İslam'a göre insan; canı, malı, namusu, haysiyeti, maddı ve manevi tüm hak ve özgürlükleri ile dokunulmaz bir varlıktır. Hiç kimse hukuk dışı bir gerekçe ile insanın maddi ve manevi varlığına tecavüz edemez. Bu itibarla, bedenen veya manen zarar görmesine sebep olan kişi,kişiler ya da kurum hakkında dava açılabilir ve muhakeme sonucunda mahkeme kararı ile verilen tazminat alınabilir. Buna göre,zarara uğrayan kişinin tazminat davası açması ve şayet mahkeme burada bir bedel takdir ederse, takdir edilen tazminatı alması caiz ve alınan para helaldir.

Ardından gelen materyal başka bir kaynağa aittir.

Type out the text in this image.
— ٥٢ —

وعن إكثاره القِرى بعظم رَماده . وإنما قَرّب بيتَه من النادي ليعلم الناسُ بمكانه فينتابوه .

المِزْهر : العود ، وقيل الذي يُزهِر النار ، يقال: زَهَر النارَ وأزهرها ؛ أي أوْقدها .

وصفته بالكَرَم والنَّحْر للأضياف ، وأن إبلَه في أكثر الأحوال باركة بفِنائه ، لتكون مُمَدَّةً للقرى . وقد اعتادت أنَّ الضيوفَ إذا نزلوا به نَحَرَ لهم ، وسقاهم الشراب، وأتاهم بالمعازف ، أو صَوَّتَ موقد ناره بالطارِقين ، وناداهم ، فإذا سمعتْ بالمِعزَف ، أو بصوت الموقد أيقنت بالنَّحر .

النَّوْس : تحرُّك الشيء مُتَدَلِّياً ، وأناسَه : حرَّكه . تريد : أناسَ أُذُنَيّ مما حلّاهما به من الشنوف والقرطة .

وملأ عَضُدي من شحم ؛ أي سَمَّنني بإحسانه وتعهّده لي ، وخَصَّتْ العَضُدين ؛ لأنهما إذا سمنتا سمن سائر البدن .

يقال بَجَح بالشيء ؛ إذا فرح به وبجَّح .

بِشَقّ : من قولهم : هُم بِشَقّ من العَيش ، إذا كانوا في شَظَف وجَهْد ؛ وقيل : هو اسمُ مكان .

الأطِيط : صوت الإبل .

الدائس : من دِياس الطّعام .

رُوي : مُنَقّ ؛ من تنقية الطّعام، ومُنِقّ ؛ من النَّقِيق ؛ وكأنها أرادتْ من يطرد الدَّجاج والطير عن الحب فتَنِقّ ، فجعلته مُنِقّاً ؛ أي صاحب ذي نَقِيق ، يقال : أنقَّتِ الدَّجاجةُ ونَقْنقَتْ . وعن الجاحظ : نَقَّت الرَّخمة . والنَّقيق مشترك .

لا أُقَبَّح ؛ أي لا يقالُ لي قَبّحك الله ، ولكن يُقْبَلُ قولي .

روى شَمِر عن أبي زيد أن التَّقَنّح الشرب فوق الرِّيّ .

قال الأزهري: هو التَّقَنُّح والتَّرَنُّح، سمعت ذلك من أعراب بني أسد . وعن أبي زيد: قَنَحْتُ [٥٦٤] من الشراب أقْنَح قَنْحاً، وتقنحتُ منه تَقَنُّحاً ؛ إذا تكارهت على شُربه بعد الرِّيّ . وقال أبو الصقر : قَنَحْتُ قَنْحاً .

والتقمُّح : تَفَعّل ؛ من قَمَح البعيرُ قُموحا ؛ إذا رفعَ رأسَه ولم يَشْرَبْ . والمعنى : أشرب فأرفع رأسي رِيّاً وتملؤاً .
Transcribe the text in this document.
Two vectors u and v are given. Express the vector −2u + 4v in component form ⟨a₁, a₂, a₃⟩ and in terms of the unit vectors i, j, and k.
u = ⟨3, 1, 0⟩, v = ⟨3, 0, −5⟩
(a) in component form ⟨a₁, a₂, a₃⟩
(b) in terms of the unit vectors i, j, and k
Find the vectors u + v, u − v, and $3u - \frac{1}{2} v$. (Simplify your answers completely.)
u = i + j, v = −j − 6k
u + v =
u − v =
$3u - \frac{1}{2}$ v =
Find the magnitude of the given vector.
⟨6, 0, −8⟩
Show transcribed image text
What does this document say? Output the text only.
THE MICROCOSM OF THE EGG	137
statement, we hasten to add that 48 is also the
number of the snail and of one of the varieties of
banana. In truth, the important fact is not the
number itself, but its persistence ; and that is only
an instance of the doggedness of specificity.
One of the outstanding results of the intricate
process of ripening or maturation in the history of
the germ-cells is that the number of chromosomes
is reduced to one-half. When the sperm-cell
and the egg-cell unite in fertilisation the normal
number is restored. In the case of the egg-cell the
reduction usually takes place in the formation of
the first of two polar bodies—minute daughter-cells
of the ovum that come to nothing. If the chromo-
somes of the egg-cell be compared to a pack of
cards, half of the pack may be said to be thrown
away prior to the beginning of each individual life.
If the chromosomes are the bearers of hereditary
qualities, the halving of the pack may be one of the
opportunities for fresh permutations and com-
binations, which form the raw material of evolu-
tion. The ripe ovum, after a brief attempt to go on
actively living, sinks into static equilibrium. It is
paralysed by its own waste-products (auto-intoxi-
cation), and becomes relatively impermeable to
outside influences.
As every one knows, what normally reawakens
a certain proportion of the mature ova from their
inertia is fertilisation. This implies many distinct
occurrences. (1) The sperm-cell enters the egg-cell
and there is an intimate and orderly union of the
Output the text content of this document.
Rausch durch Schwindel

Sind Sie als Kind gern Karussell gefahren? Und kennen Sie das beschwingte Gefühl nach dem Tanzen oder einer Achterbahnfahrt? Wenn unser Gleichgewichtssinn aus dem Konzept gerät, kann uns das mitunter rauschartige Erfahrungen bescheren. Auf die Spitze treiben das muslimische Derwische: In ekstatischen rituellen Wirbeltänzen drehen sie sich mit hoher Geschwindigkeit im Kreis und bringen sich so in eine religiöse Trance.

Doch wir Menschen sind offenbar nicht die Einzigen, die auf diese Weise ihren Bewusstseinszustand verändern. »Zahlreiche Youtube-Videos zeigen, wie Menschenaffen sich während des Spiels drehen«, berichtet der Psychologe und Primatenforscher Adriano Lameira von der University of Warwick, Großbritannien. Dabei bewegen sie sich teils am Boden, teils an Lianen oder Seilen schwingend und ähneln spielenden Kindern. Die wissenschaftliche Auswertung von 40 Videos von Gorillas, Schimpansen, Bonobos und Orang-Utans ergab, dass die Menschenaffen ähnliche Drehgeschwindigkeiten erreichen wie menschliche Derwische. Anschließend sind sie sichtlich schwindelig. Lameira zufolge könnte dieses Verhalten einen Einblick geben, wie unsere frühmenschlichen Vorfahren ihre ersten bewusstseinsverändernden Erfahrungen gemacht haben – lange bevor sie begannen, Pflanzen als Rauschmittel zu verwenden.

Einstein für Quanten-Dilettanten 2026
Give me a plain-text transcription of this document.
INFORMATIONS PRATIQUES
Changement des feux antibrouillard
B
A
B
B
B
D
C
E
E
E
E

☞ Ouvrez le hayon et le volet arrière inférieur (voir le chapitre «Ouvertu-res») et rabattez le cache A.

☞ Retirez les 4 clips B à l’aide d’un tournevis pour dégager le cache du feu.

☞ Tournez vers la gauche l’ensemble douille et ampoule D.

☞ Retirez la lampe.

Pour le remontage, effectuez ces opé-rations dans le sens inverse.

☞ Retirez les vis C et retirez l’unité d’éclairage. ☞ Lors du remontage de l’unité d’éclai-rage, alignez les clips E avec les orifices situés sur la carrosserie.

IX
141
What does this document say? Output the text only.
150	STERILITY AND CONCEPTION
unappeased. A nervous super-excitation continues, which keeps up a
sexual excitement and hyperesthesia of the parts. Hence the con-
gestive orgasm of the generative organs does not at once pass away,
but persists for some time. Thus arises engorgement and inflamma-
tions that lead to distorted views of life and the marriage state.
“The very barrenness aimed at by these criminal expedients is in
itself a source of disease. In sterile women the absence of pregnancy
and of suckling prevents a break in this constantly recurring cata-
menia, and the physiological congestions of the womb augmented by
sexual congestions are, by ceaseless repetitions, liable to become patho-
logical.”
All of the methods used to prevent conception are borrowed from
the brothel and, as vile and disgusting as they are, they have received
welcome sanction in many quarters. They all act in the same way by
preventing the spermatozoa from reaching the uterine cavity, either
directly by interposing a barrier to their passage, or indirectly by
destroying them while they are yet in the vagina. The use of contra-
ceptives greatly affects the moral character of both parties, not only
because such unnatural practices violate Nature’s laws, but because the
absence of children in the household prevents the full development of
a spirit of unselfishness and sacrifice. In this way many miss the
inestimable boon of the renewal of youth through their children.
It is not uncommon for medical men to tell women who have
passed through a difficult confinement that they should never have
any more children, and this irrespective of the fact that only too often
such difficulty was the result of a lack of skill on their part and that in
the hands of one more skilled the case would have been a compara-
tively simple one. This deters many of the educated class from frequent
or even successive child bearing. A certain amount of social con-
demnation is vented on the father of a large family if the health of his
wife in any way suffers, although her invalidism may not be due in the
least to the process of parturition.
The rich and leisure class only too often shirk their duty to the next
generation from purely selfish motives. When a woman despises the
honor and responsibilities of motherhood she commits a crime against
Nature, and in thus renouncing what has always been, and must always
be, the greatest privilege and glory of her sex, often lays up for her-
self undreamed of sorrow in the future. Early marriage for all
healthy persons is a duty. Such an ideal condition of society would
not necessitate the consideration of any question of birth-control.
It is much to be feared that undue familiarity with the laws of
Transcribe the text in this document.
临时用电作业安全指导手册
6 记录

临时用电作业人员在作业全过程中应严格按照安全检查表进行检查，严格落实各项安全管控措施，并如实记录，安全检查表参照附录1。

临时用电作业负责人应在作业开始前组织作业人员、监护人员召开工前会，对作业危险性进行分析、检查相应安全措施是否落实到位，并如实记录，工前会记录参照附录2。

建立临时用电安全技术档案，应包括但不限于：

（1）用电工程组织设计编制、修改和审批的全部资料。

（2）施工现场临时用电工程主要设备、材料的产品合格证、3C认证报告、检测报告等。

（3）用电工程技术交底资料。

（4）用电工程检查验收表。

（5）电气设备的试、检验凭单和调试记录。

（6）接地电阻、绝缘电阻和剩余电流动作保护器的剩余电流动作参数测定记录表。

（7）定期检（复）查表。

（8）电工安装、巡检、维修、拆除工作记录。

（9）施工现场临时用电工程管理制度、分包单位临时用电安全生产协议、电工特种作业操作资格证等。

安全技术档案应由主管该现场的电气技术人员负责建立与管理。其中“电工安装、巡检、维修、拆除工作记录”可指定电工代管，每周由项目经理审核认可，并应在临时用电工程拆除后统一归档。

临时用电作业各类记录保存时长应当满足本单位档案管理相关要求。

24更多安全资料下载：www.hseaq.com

Din İşleri Yüksek Kuruluna: Emekli bir Diyanet mensubu olarak verdiğiniz cevabı bende biliyorum. Önemli olan sizin ilk sorumu cevaplamanızdı. Benim amacım Diyanet teşkilatıdaki Ahlaksızlığa dikkat çekmekti. Görüyorumki sizde kafanızı kuma gömüyor, ilk iki sorumu görmezden geliyorsunuz. ben ilk iki sorumun cevabını istiyorum.